Tuesday 8 March 2016

For International Woman's Day: An Extraordinary Woman:

 The Muse Still At My Shoulder

Always the Professional


I was casting around, looking for inspiration for something to write on International Women's Day. As a long term feminist there some attractive (though not enough) choices of good role models and inspirational women. The patriarchy still rules.

But I started to think that the most significant and influential role models were much closer to home than the international scene.


Then I came across again the post I wrote on my mother's birthday - New Years Eve - in 2009. When I think of it she - a feisty independent woman, a widow who was the daughter of a widow - both of whom brought up successful families on their own.

 Here it is, only slightly adapted - 

An Extraordinary Woman: The Muse At My Shoulder (2009)


On New Year’s Eve I take a Celtic delight in the pagan celebration of the end of one year and the anticipative celebration promise of the year to come. This day also was (is?) my mother Barbara’s birthday and I think of her. She was an extraordinary woman.

Although we were (are?) very different personalities, I have inherited many things from Barbara . There is this desire to run away, expressed in the delight in travel. For her, with a family of four to bring up on her own and no resources, this was confined to books, maps and the globe of the world. Then things became just a bit easier and in her fifties she went to Denmark on her own. After that, year by year, she travelled further and further.
I was in my thirties when I started. Paris first. Then Moscow, Then different parts of America. Then Italy. Then the far East. Then New Zealand. Then Poland. Then back to France. Always France.

Being imbued with the Puritan work ethic Barbara would have approved of the fact that much of my travelling has been about the writing of novels. Evidence for this would be the working titles for some of my novels: for example, The Russian Novel (The Self Made Woman) ; the Singapore Novel (Long Journey Home); The Polish Novel (The Woman Who Drew Buildings); The London Novel (The Lavender House). Honesty’s Daughter was, for a time ‘The American Novel’. And my new novel for 2010 is The French Novel (2016 NB have written two 'French novels' An Englishwoman in France & Writing at the Maison Bleue)

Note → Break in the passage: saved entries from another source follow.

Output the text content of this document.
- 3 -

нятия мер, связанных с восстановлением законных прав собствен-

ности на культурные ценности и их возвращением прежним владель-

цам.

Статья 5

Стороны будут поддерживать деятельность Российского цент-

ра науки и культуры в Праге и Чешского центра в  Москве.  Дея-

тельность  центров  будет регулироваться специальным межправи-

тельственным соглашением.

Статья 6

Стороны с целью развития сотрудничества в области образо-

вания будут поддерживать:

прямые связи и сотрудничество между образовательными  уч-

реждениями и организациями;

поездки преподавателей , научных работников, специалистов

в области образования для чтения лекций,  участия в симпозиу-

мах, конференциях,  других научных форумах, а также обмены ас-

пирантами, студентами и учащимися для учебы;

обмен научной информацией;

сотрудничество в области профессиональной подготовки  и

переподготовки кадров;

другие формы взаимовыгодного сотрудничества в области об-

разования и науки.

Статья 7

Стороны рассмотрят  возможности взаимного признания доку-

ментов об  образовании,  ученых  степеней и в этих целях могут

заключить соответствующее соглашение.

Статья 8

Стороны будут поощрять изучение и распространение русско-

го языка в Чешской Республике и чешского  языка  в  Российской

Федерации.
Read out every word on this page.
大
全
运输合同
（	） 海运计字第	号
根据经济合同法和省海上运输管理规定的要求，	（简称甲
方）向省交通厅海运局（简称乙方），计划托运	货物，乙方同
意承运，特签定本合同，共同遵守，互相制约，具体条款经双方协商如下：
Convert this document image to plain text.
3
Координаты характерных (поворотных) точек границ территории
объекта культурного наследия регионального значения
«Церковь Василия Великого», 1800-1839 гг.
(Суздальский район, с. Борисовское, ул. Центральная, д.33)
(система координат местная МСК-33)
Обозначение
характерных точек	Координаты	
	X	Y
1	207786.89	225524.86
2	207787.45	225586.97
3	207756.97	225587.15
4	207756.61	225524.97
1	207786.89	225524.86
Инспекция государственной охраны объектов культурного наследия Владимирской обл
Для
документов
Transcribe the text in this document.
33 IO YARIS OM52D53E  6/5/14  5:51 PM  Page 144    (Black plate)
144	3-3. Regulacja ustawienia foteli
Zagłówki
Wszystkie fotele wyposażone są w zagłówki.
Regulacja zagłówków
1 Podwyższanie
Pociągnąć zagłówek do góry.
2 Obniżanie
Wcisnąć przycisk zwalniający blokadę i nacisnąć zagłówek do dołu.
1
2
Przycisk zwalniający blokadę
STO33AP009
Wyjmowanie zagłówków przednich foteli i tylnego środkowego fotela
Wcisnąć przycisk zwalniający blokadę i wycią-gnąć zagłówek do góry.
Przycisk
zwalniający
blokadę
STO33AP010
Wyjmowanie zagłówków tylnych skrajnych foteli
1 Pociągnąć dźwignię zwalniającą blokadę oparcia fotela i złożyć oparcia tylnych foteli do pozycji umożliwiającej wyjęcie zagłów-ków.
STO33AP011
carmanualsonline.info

Sadly, Barbara was only here on earth to read my first novel Lizza in printer’s proofs. But in all these travels - in all this writing – she has been at my shoulder.

Although it is fiction, Lizza is based on a fragile sliver of Barbara’s young life.
‘I stayed up all night reading it, love,’ she said, when she read the proofs. ‘Couldn’t stop. Do you know that foreman? Well his real name was …’

It seemed that much of my pure invention was real. Which brings me to another of my bequests from Barbara: some kind of psychic acuity. Her oldest sister was a full blown medium but Barbara herself was highly sensitive. This psychic acuity probably explains why - as I write - I hear my characters talking, see them walking. It could explain the fact that when I’ve written about a place – even a place thousands of miles away - and checked it out later, I find that it’s already there, in my drafting book.

This psychic predisposition is there as a kind of ‘sleeper’ in many of my novels, but with my new ‘French Novel’ I have come out and centred the narrative on the psychic predispositions of my character Starr and the way she relates to space and time. New departure! It’s been great to write.

I’ve benefitted from other bequests from Barbara –a love of the realities of history, a cherishing of the resonance of the spoken word, an innate story telling gene – all these would merit further stories here.

But an important bequest worth mentioning has been Barbara’s role model as a working mother with little regard for the domestic side of life. This has allowed me to write rather than dust, to make stories rather than make the bed. It has stood me in good stead all my working life and been instrumental in the production of so many novels.

However for now the greatest bequest to me is her continuing presence at my shoulder, and her pleasure through time at what has happened in my life - my new novels, my good teaching and my extraordinary family. 

Her grandson is now a very big grown-up.


Happy International Woman’s Day 2016, Barbara,  dear Mum and extraordinary muse. Much missed.